I think in times past the answer to this was primarily a political one. Up until relatively recent, a vast amount of Italy (including obviously the city of Rome) was part of the Papal States - basically under the same status as the now relatively small "Vatican City" is today (where the Pope is technically the monarch, as well as an ecclessiastic.) It simply would have been impossible for an Orthodox Bishop to be sent to Rome, assume the office of Pope, and view the other "bishop of Rome" as a heretical rival - and it's doubtful he would have had, save for the early period, much in the way of a flock either. Either way, the "Vaticanites" would have used force to throw out any Orthodox Bishop who visibly went to the city and tried to establish an episcopal throne.

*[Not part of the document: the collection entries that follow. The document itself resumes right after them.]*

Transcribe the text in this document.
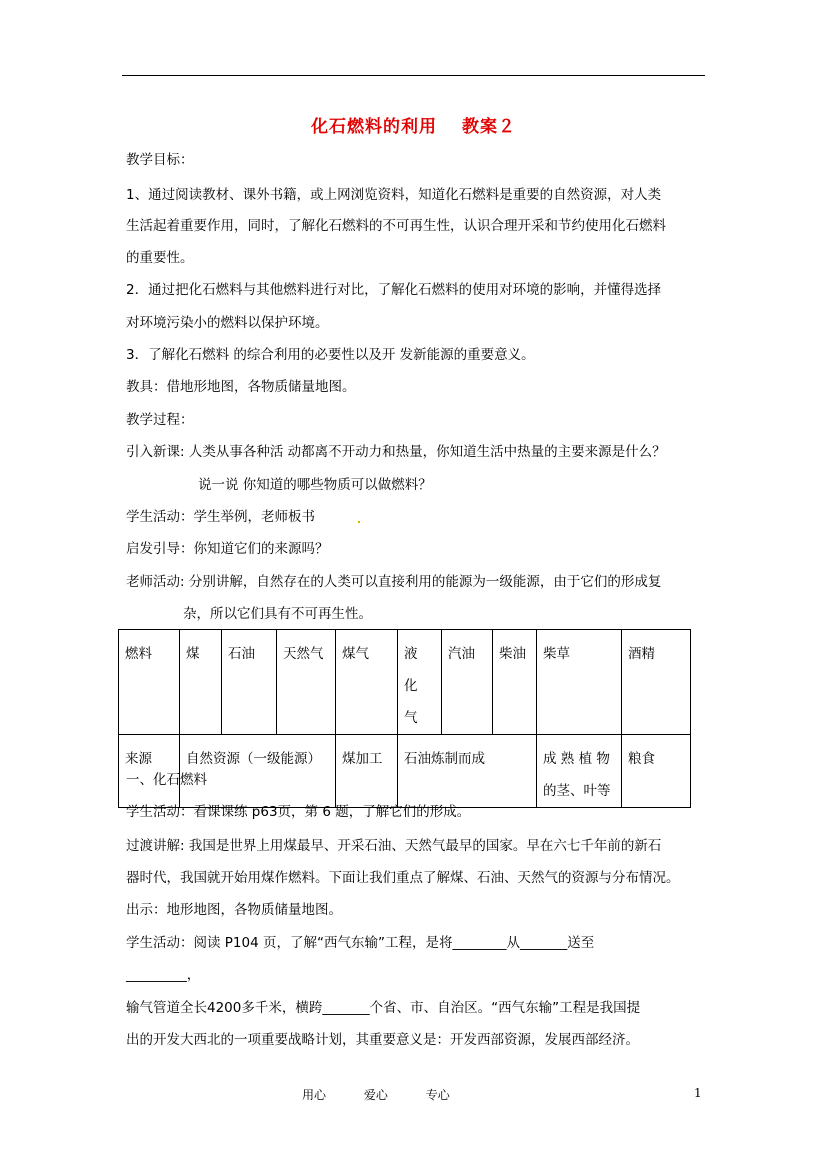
化石燃料的利用　 教案２
教学目标：
1、通过阅读教材、课外书籍，或上网浏览资料，知道化石燃料是重要的自然资源，对人类
生活起着重要作用，同时，了解化石燃料的不可再生性，认识合理开采和节约使用化石燃料
的重要性。
2．通过把化石燃料与其他燃料进行对比，了解化石燃料的使用对环境的影响，并懂得选择
对环境污染小的燃料以保护环境。
3．了解化石燃料 的综合利用的必要性以及开 发新能源的重要意义。
教具：借地形地图，各物质储量地图。
教学过程：
引入新课: 人类从事各种活 动都离不开动力和热量，你知道生活中热量的主要来源是什么？
说一说 你知道的哪些物质可以做燃料？
学生活动：学生举例，老师板书
启发引导：你知道它们的来源吗？
老师活动: 分别讲解，自然存在的人类可以直接利用的能源为一级能源，由于它们的形成复
杂，所以它们具有不可再生性。
燃料	煤	石油	天然气	煤气	液 化 气	汽油	柴油	柴草	酒精
来源	自然资源（一级能源）			煤加工	石油炼制而成			成 熟 植 物 的茎、叶等	粮食
一、化石燃料
学生活动：看课课练 p63页，第 6 题，了解它们的形成。
过渡讲解: 我国是世界上用煤最早、开采石油、天然气最早的国家。早在六七千年前的新石
器时代，我国就开始用煤作燃料。下面让我们重点了解煤、石油、天然气的资源与分布情况。
出示：地形地图，各物质储量地图。
学生活动：阅读 P104 页，了解“西气东输”工程，是将________从_______送至
_________，
输气管道全长4200多千米，横跨_______个省、市、自治区。“西气东输”工程是我国提
出的开发大西北的一项重要战略计划，其重要意义是：开发西部资源，发展西部经济。
用心	爱心	专心	1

Even after the temporal fortunes of the Popes went into decline (with several confiscations of land from the Papal estates...Napolean, etc.), given the level of cooperation the Vatican had from the secular Italian state, the establishment of an Orthodox episcopal seat in Rome would have met with a lot of harassment if not outright prohibition.
As for why it is not done now (given Italy is now quite secularized, and the strange move of the Vatican after Vatican Council II to tear up all of their concordats with once "officially Catholic" states), the answer is again politics, but of a different sort - namely the ecumenical movement. I have a hard time believing the "official/canonical Orthodox" would involve themselves in establishing an episcopal see in Rome (let alone understand that Bishop to inherit the priveleges accorded by the Ecumenical Councils to the Bishop of Rome), while they're currently involved in affirming the legitimacy of it's heretical/schismatic occupents.